Grade 4: The Most Aggressive

Grade 4 is the highest and most serious grade. These tumors grow rapidly, form new blood vessels to feed their growth (a feature called microvascular proliferation), and contain areas of dead tissue called necrosis. Both of these microscopic features are hallmarks that pathologists look for when assigning a grade 4 classification.

Glioblastoma is the most well-known grade 4 brain tumor and one of the most aggressive cancers in the body. The standard treatment is surgery to remove as much of the tumor as possible, sometimes with medicated wafers implanted directly into the brain at the surgical site. This is followed by about six and a half weeks of daily radiation combined with oral chemotherapy, then an additional six months of chemotherapy taken five days per month. Even with this intensive approach, glioblastomas almost always recur.

The overall five-year relative survival rate for brain and nervous system cancers is 32.9%, though this number blends together every type and grade. Grade 1 tumors have dramatically better outcomes than grade 4. Survival for localized brain tumors sits at about 35.3%, while tumors that have spread regionally drop to 20.1%.

How Doctors Determine the Grade

Grading a brain tumor requires a tissue sample. MRI scans can suggest whether a tumor is likely low-grade or high-grade based on its appearance, growth pattern, and how it absorbs contrast dye, but the definitive answer comes from examining tumor cells under a microscope and running genetic tests.

Most brain biopsies today are stereotactic needle biopsies. This technique uses MRI or CT imaging combined with computer guidance to map the brain in 3D and direct a needle to the exact tumor location through a small opening in the skull. Frameless systems that use markers placed on the scalp are the most common approach. Stereotactic biopsy is preferred when the tumor sits deep in the brain or near critical structures where open surgery would carry higher risk. It allows doctors to make a diagnosis without removing a large amount of tissue.

Once the sample is obtained, a pathologist examines the cells for signs of abnormality and runs molecular tests for genetic markers like IDH mutations. These results together determine the final grade and guide treatment planning.

How Grade Affects Treatment Decisions

The treatment gap between low-grade and high-grade brain tumors is significant. For a grade 1 meningioma or pilocytic astrocytoma, complete surgical removal may be the only treatment needed, and many patients return to normal life. Some grade 1 tumors that aren’t causing symptoms may simply be watched over time with periodic imaging.

Grade 2 tumors occupy a middle ground. Surgery is the first-line approach, but the decision about additional treatment depends heavily on molecular testing, how much tumor remains after surgery, and the patient’s age and overall health. Some patients begin radiation and chemotherapy right away, while others defer additional treatment until there are signs of progression.
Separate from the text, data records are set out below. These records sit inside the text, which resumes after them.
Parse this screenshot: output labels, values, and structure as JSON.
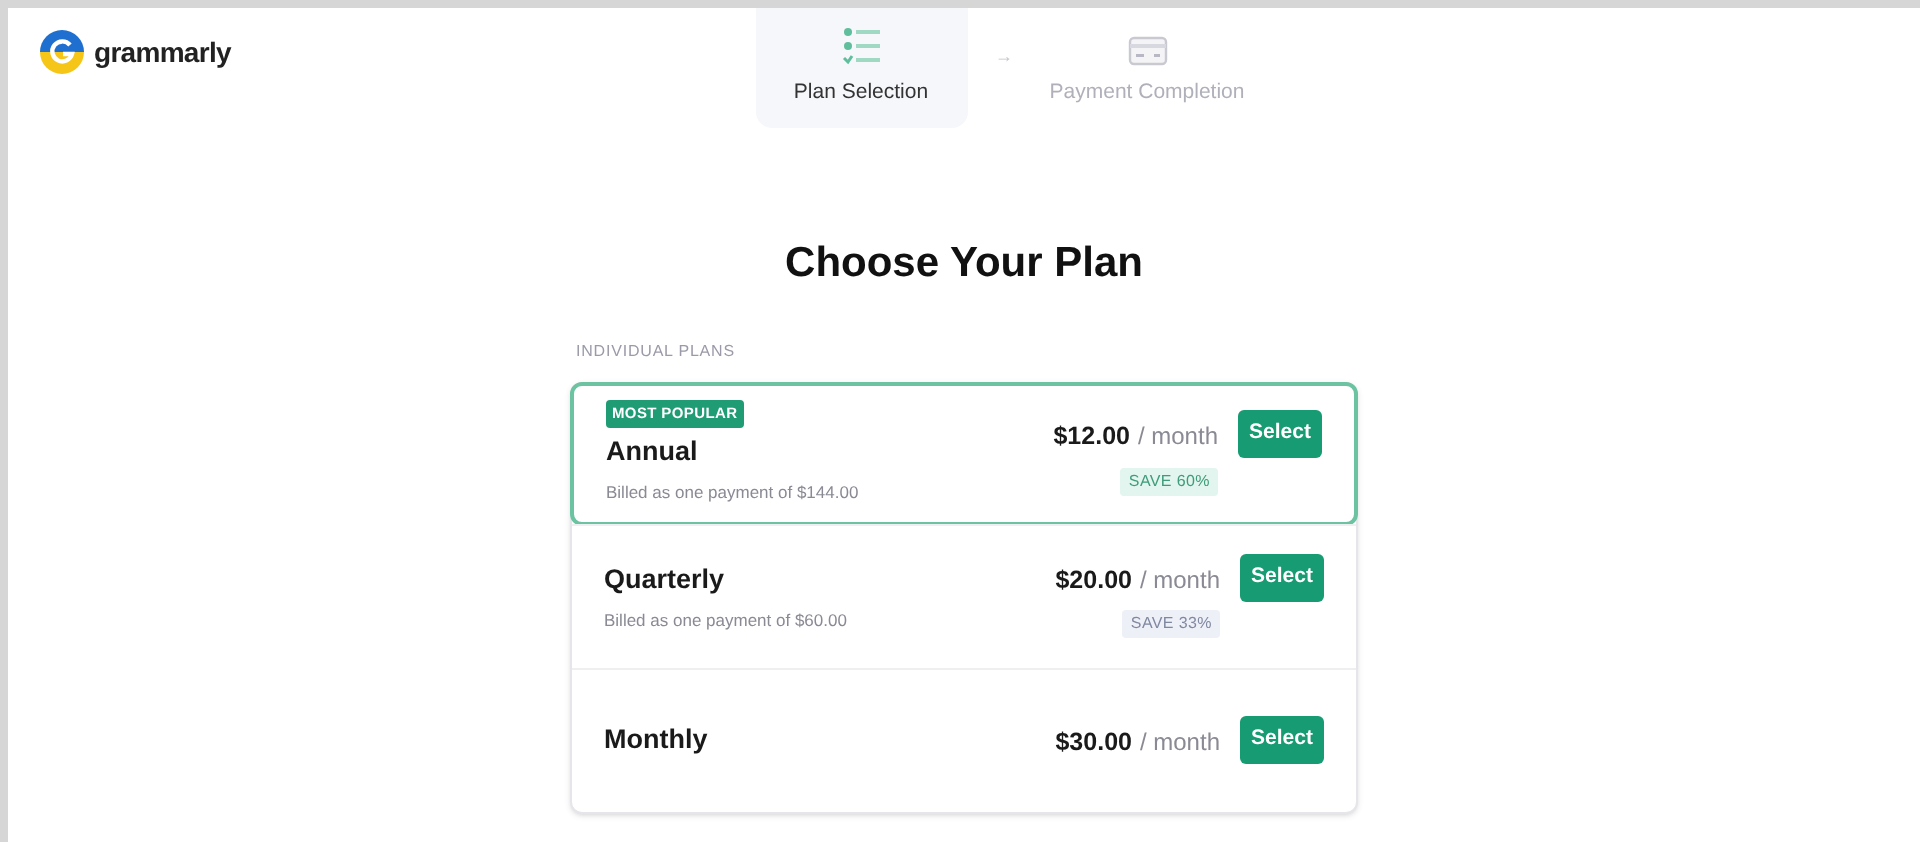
{
  "brand": {
    "name": "grammarly"
  },
  "steps": [
    {
      "label": "Plan Selection",
      "selected": true,
      "kind": "list"
    },
    {
      "label": "Payment Completion",
      "selected": false,
      "kind": "card"
    }
  ],
  "step_separator": "→",
  "title": "Choose Your Plan",
  "section_label": "INDIVIDUAL PLANS",
  "plans": [
    {
      "name": "Annual",
      "badge": "MOST POPULAR",
      "featured": true,
      "billing": "Billed as one payment of $144.00",
      "price": "$12.00",
      "period": "/ month",
      "save": "SAVE 60%",
      "button": "Select"
    },
    {
      "name": "Quarterly",
      "featured": false,
      "billing": "Billed as one payment of $60.00",
      "price": "$20.00",
      "period": "/ month",
      "save": "SAVE 33%",
      "button": "Select"
    },
    {
      "name": "Monthly",
      "featured": false,
      "price": "$30.00",
      "period": "/ month",
      "button": "Select"
    }
  ]
}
Grade 3 and 4 tumors almost always require the full combination of surgery, radiation, and chemotherapy. For glioblastoma specifically, temozolomide is the standard chemotherapy drug. It’s taken as a pill and works by slowing tumor growth. Radiation may also be used as the primary treatment for patients who aren’t well enough for surgery. Despite aggressive treatment, high-grade tumors have a strong tendency to return, often within months for grade 4 tumors. The focus of treatment shifts over time toward maintaining quality of life and managing symptoms alongside efforts to control tumor growth.